Piet Mondrian, "Trafalgar Square," 1939-43. Oil on canvas, 57" x 47."
In terms of Mondrian's late paintings, the vibrant, syncopated "Broadway Boogie Woogie" tends to dominate the the conversation, and rightly so - it would have been exceedingly interesting to see what he would have come up with if he had been able to continue on that track for a few more years (he died of pneumonia in 1944 at age 71).
But while "Broadway Boogie Woogie" represented a significant departure from the typical Mondrian pictorial vocabulary, "Trafalgar Square," finished around the same time, was also a big move, even though it bears a stronger resemblance to the earlier works.
In terms of size, the main body of Mondrian's output would be classified as easel paintings or "cabinet pictures" - the middle scale so common to Impressionism and Cubism, made with the domestic setting in mind. Both "Broadway Boogie Woogie" and "Trafalgar Square" (along with the unfinished "Victory Boogie Woogie") represented a shift to a larger scale.
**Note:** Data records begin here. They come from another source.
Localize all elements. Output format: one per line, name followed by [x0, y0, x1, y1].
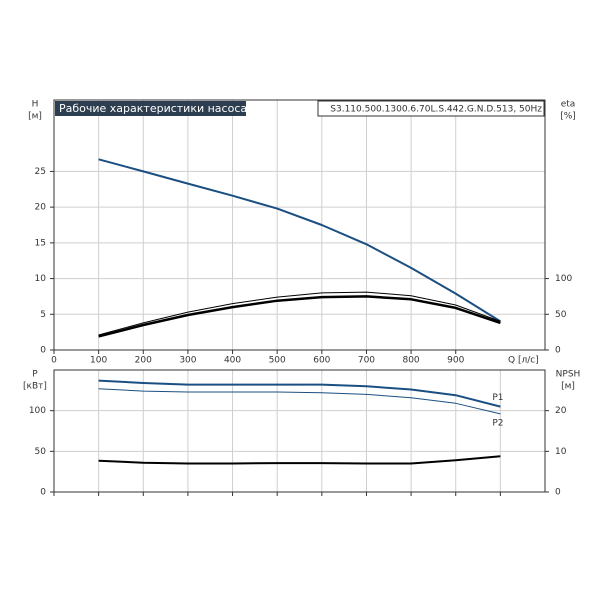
series-line: [98, 388, 501, 415]
x-tick-label: 100: [90, 356, 107, 366]
chart-subtitle: S3.110.500.1300.6.70L.S.442.G.N.D.513, 5…: [330, 105, 542, 115]
y2-axis-label: NPSH: [556, 370, 581, 380]
series-line: [98, 379, 501, 408]
y-axis-unit: [кВт]: [23, 382, 47, 392]
y-tick-label: 0: [40, 346, 46, 356]
y-axis-label: H: [32, 100, 39, 110]
plot-area: [54, 370, 545, 492]
plot-frame: [53, 369, 546, 493]
y-tick-label: 15: [35, 238, 46, 248]
model-box: [317, 100, 545, 117]
x-tick-label: 300: [179, 356, 196, 366]
x-tick-label: 200: [135, 356, 152, 366]
y2-tick-label: 0: [555, 488, 561, 498]
title-box: [55, 101, 246, 116]
y2-tick-label: 100: [555, 274, 572, 284]
y2-tick-label: 10: [555, 447, 567, 457]
y2-tick-label: 50: [555, 310, 567, 320]
y2-tick-label: 0: [555, 346, 561, 356]
x-tick-label: 0: [51, 356, 57, 366]
y-tick-label: 50: [35, 447, 47, 457]
y2-axis-unit: [м]: [561, 382, 575, 392]
series-line: [98, 455, 501, 465]
y-axis-label: P: [32, 370, 38, 380]
series-label: P1: [492, 393, 503, 403]
x-tick-label: 600: [313, 356, 330, 366]
series-line: [98, 158, 501, 323]
x-tick-label: 900: [447, 356, 464, 366]
x-axis-label: Q [л/с]: [508, 356, 539, 366]
chart-title: Рабочие характеристики насоса: [59, 102, 247, 115]
x-tick-label: 400: [224, 356, 241, 366]
x-tick-label: 700: [358, 356, 375, 366]
series-line: [98, 291, 501, 336]
plot-frame: [53, 99, 546, 351]
y-tick-label: 25: [35, 167, 46, 177]
x-tick-label: 800: [402, 356, 419, 366]
x-tick-label: 500: [269, 356, 286, 366]
y-tick-label: 5: [40, 310, 46, 320]
y-tick-label: 20: [35, 203, 47, 213]
y-tick-label: 10: [35, 274, 47, 284]
y-tick-label: 100: [29, 406, 46, 416]
y2-axis-unit: [%]: [560, 112, 576, 122]
plot-area: [54, 100, 545, 350]
series-line: [98, 295, 501, 338]
y2-tick-label: 20: [555, 406, 567, 416]
y-axis-unit: [м]: [28, 112, 42, 122]
series-label: P2: [492, 418, 503, 428]
y-tick-label: 0: [40, 488, 46, 498]
y2-axis-label: eta: [561, 100, 576, 110]
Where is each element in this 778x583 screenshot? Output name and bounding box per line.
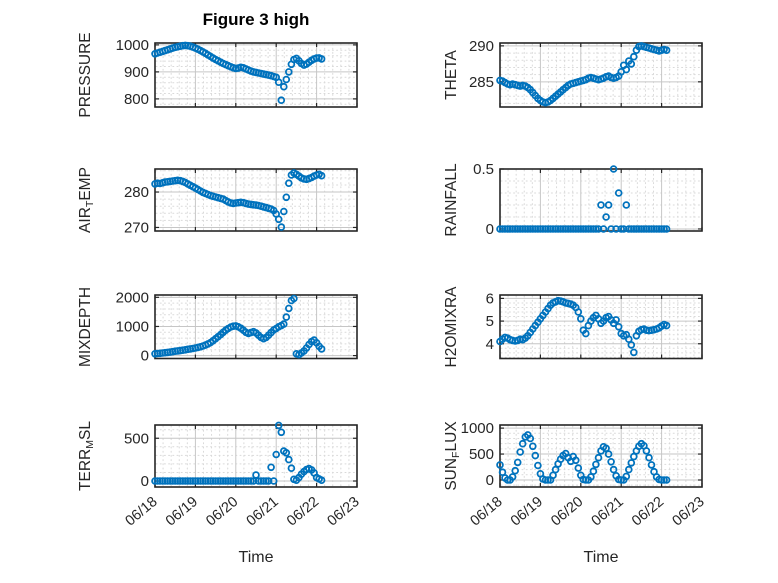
y-tick-label: 2000 bbox=[116, 289, 149, 306]
subplot-air-temp: 270 280 bbox=[100, 159, 369, 241]
y-tick-label: 1000 bbox=[116, 37, 149, 54]
y-tick-label: 500 bbox=[124, 430, 149, 447]
ylabel-text: PRESSURE bbox=[77, 32, 94, 118]
plot-terr-msl: 0 500 06/18 06/19 06/20 06/21 06/22 06/23 bbox=[122, 421, 363, 530]
y-tick-label: 270 bbox=[124, 219, 149, 236]
series-theta-markers bbox=[496, 42, 671, 107]
y-tick-label: 0 bbox=[141, 348, 149, 365]
ylabel-text: SUN bbox=[443, 457, 460, 491]
series-h2omixra-markers bbox=[496, 296, 671, 357]
x-tick-label: 06/23 bbox=[324, 494, 362, 530]
ylabel-text: EMP bbox=[77, 167, 94, 201]
plot-pressure: 800 900 1000 bbox=[116, 37, 358, 108]
y-tick-label: 0 bbox=[486, 221, 494, 238]
plot-h2omixra: 4 5 6 bbox=[486, 290, 703, 360]
x-tick-label: 06/23 bbox=[669, 494, 707, 530]
subplot-rainfall: 0 0.5 bbox=[445, 159, 714, 241]
y-tick-label: 0.5 bbox=[473, 161, 494, 178]
y-tick-label: 1000 bbox=[116, 318, 149, 335]
ylabel-subscript: F bbox=[449, 451, 462, 458]
y-tick-label: 500 bbox=[469, 446, 494, 463]
ylabel-text: THETA bbox=[443, 50, 460, 100]
ylabel-text: SL bbox=[77, 421, 94, 440]
ylabel-subscript: M bbox=[83, 440, 96, 449]
ylabel-sun-flux: SUNFLUX bbox=[442, 376, 462, 536]
plot-sun-flux: 0 500 1000 06/18 06/19 06/20 06/21 06/22 06/23 bbox=[461, 420, 708, 530]
ylabel-subscript: T bbox=[83, 200, 96, 208]
y-tick-label: 800 bbox=[124, 91, 149, 108]
ylabel-text: TERR bbox=[77, 448, 94, 491]
series-air-temp-markers bbox=[151, 169, 326, 231]
y-tick-label: 6 bbox=[486, 290, 494, 307]
plot-rainfall: 00.5 bbox=[473, 161, 703, 238]
ylabel-text: H2OMIXRA bbox=[443, 286, 460, 368]
x-tick-label: 06/22 bbox=[284, 494, 322, 530]
y-tick-label: 285 bbox=[469, 74, 494, 91]
x-axis-label-right: Time bbox=[583, 549, 619, 566]
x-axis-label-left: Time bbox=[238, 549, 274, 566]
subplot-mixdepth: 0 1000 2000 bbox=[100, 285, 369, 369]
x-tick-label: 06/22 bbox=[629, 494, 667, 530]
x-tick-label: 06/20 bbox=[203, 494, 241, 530]
y-tick-label: 290 bbox=[469, 38, 494, 55]
series-pressure-markers bbox=[151, 41, 326, 104]
subplot-pressure: 800 900 1000 bbox=[100, 33, 369, 117]
x-tick-label: 06/19 bbox=[163, 494, 201, 530]
figure-title: Figure 3 high bbox=[202, 10, 310, 29]
x-tick-label: 06/21 bbox=[244, 494, 282, 530]
series-sun-flux-markers bbox=[496, 431, 671, 484]
ylabel-text: LUX bbox=[443, 421, 460, 452]
series-mixdepth-markers bbox=[151, 294, 326, 359]
y-tick-label: 280 bbox=[124, 184, 149, 201]
y-tick-label: 1000 bbox=[461, 420, 494, 437]
plot-mixdepth: 0 1000 2000 bbox=[116, 289, 358, 365]
y-tick-label: 0 bbox=[486, 472, 494, 489]
y-tick-label: 0 bbox=[141, 473, 149, 490]
plot-air-temp: 270 280 bbox=[124, 168, 358, 236]
subplot-theta: 285 290 bbox=[445, 33, 714, 117]
x-tick-label: 06/20 bbox=[548, 494, 586, 530]
subplot-terr-msl: 0 500 06/18 06/19 06/20 06/21 06/22 06/23 bbox=[100, 415, 369, 567]
ylabel-text: RAINFALL bbox=[443, 163, 460, 237]
series-rainfall-markers bbox=[496, 165, 671, 233]
ylabel-terr-msl: TERRMSL bbox=[76, 376, 96, 536]
x-tick-label: 06/21 bbox=[589, 494, 627, 530]
ylabel-text: MIXDEPTH bbox=[77, 286, 94, 367]
series-terr-msl-markers bbox=[151, 421, 326, 485]
y-tick-label: 4 bbox=[486, 336, 494, 353]
y-tick-label: 5 bbox=[486, 313, 494, 330]
ylabel-text: AIR bbox=[77, 207, 94, 233]
subplot-h2omixra: 4 5 6 bbox=[445, 285, 714, 369]
x-tick-label: 06/18 bbox=[122, 494, 160, 530]
y-tick-label: 900 bbox=[124, 64, 149, 81]
plot-theta: 285 290 bbox=[469, 38, 703, 108]
subplot-sun-flux: 0 500 1000 06/18 06/19 06/20 06/21 06/22 06/23 bbox=[445, 415, 714, 567]
x-tick-label: 06/19 bbox=[508, 494, 546, 530]
x-tick-label: 06/18 bbox=[467, 494, 505, 530]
It would be tidy to say that the Dutchman's move to NYC influenced him to work larger, but Trafalgar Square was started in London (hence the title). Still, it's easy to believe that New York's skyscrapers, so aesthetically linked to his earlier works, convinced him that bigger scale was the correct move. The fact that "Broadway Boogie Woogie," painted entirely in New York, is in a similar scale to "Trafalgar Square" tends to support this view.
The shift in scale is somewhat difficult to appreciate when looking at "Trafalgar Square" in reproduction, because the stripes are scaled up in proportion to the canvas - the part to whole relationship is similar to the smaller paintings of the '20's and '30's. But in person, it makes for a very different picture.
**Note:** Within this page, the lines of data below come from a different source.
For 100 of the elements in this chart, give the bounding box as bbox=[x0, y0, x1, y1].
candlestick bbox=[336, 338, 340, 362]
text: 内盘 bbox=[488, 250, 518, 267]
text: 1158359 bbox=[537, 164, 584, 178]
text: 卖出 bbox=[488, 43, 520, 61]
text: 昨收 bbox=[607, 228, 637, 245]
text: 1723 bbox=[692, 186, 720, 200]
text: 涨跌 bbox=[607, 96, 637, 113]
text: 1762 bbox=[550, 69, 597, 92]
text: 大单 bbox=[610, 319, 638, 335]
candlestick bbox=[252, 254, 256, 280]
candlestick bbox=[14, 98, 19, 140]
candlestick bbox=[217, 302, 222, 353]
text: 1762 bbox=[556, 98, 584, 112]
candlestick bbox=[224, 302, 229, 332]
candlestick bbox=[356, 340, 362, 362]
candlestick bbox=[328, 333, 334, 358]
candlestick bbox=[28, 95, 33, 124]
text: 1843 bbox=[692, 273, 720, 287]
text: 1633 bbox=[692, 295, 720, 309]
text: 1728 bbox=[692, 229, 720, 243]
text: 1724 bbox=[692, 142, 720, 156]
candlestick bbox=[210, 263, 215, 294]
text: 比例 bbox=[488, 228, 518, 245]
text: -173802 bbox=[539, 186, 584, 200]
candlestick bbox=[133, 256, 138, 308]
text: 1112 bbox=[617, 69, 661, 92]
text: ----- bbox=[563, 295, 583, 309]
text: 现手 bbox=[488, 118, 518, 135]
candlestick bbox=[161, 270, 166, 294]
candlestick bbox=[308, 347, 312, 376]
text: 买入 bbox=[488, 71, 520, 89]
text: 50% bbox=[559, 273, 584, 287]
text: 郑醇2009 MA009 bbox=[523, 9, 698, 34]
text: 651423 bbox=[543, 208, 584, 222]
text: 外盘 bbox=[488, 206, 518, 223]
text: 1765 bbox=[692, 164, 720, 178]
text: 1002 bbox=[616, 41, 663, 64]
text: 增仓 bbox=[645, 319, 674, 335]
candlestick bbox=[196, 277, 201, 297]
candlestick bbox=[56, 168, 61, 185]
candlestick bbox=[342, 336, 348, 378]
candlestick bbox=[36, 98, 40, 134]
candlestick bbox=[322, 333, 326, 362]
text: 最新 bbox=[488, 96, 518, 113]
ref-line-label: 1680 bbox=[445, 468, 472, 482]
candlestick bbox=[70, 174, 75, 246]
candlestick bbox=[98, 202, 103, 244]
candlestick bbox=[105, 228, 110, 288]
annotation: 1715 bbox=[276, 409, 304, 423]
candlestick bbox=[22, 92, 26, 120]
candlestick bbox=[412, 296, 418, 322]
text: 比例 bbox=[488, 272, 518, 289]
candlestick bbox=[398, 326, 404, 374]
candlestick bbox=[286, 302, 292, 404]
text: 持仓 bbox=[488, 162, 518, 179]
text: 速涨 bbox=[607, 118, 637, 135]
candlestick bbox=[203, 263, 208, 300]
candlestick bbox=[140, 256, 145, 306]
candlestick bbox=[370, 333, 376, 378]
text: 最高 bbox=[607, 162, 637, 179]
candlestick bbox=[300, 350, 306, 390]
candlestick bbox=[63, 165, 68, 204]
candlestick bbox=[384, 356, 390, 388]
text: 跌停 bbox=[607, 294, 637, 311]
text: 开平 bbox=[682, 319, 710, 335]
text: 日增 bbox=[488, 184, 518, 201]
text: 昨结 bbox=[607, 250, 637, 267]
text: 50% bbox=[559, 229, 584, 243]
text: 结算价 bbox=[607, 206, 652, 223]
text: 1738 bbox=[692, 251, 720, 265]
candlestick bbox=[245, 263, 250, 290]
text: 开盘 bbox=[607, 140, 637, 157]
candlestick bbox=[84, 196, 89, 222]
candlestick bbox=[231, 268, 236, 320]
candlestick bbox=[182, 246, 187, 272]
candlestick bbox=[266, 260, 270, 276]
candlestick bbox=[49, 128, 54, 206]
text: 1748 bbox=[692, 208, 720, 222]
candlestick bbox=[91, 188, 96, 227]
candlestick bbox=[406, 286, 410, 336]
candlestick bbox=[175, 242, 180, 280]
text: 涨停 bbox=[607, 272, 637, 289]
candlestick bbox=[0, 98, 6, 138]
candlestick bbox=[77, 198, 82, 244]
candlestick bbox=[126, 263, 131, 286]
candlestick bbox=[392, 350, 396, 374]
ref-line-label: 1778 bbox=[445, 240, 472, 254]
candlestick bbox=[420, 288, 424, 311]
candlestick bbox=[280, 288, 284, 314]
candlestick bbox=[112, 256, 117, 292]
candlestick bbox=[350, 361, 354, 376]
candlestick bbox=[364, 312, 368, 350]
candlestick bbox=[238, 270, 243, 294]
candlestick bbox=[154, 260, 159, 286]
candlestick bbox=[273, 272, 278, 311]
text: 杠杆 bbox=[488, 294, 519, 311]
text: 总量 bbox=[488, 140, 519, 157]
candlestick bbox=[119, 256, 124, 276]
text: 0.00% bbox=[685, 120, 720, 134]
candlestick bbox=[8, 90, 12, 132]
The scale is in keeping with a three-quarter-length portrait, and as such the picture demands a different sort of attention - it is more like meeting a person than peering into a small window or diorama or fish tank. The picture is still spatial to be sure, but the larger size encourages the viewer to look at the picture as opposed to into the picture. The scale also demands that it be hung relatively high, so it is impossible to apprehend it completely at eye level - you have to look up to see the top, which adds to its more commanding presence.
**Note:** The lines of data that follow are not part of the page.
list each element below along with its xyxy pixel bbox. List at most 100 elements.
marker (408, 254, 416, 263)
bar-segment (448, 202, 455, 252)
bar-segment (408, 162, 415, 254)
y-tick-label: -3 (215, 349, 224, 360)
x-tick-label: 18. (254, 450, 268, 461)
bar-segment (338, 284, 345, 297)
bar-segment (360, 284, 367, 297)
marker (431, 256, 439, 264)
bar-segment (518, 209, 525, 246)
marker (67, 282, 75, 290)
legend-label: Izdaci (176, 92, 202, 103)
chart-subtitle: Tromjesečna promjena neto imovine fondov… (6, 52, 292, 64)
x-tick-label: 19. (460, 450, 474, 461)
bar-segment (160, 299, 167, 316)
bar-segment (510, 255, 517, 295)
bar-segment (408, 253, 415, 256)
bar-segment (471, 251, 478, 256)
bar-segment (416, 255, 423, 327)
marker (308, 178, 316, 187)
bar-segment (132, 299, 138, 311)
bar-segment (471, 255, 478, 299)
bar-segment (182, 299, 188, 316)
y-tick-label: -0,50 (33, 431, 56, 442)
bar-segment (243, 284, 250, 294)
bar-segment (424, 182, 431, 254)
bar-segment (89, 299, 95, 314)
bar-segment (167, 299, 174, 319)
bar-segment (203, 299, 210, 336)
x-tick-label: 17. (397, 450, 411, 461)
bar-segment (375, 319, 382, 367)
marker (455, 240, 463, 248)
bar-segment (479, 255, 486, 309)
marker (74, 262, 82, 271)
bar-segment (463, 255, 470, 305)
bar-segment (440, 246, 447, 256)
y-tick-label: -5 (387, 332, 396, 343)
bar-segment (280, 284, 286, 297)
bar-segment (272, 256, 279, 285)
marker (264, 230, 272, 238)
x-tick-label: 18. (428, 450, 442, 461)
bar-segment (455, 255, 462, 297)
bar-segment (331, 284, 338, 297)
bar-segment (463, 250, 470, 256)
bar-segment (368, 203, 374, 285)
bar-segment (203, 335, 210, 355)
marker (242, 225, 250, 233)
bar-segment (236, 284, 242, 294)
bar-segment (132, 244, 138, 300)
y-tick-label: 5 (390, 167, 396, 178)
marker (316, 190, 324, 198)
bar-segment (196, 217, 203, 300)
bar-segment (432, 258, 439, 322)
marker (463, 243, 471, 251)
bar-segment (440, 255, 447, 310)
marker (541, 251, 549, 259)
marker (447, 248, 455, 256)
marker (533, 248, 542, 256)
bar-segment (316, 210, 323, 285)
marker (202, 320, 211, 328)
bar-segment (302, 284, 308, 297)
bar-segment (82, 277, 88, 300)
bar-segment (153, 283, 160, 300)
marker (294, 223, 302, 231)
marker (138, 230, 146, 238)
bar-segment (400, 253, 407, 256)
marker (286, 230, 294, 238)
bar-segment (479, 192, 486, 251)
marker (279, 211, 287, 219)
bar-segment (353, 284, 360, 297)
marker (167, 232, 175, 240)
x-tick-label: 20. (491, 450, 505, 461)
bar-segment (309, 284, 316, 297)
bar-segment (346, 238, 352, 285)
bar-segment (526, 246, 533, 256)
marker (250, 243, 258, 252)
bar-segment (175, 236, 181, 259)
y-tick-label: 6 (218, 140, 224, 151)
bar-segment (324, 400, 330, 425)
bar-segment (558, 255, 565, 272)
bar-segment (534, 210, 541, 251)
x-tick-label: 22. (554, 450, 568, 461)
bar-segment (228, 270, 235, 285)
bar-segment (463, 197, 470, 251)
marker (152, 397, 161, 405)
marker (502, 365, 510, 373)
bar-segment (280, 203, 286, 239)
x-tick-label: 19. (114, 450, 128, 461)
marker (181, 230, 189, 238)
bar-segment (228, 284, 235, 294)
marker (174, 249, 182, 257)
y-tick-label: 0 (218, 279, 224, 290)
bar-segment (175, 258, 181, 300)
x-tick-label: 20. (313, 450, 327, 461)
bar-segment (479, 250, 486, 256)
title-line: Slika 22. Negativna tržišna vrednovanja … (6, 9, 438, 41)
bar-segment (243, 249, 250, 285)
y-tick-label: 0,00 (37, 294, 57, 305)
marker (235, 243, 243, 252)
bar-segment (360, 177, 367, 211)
More importantly, the new width of stripe allows it to do double-duty, as it were; it can function as line (as it typically did in Mondrian's work) or it can function as plane. This latter distinction is quite important, because when the lines are perceived as planes, it's a short trip to seeing them as an unbroken ground behind the white and primary squares - especially when the panes of white and color get small at the sides and bottom of the picture. The five white and two yellow rectangles at the bottom left look dangerously close to dislodging themselves from the grid, and this subtle breakdown in the stability of the space reverberates throughout the rest of the picture, even the areas at the top where the the lines tend to function more like masonry, as they did with the earlier work. The ability to get that much variety from such a Spartan vocabulary is awesome.
Had Mondrian lived just a little longer, would he have been influenced to an even greater scale by his new neighbors and admirers in New York: Newman, Pollock, Kline, Rothko, et al? I think that stripe would have looked pretty good at about a foot wide.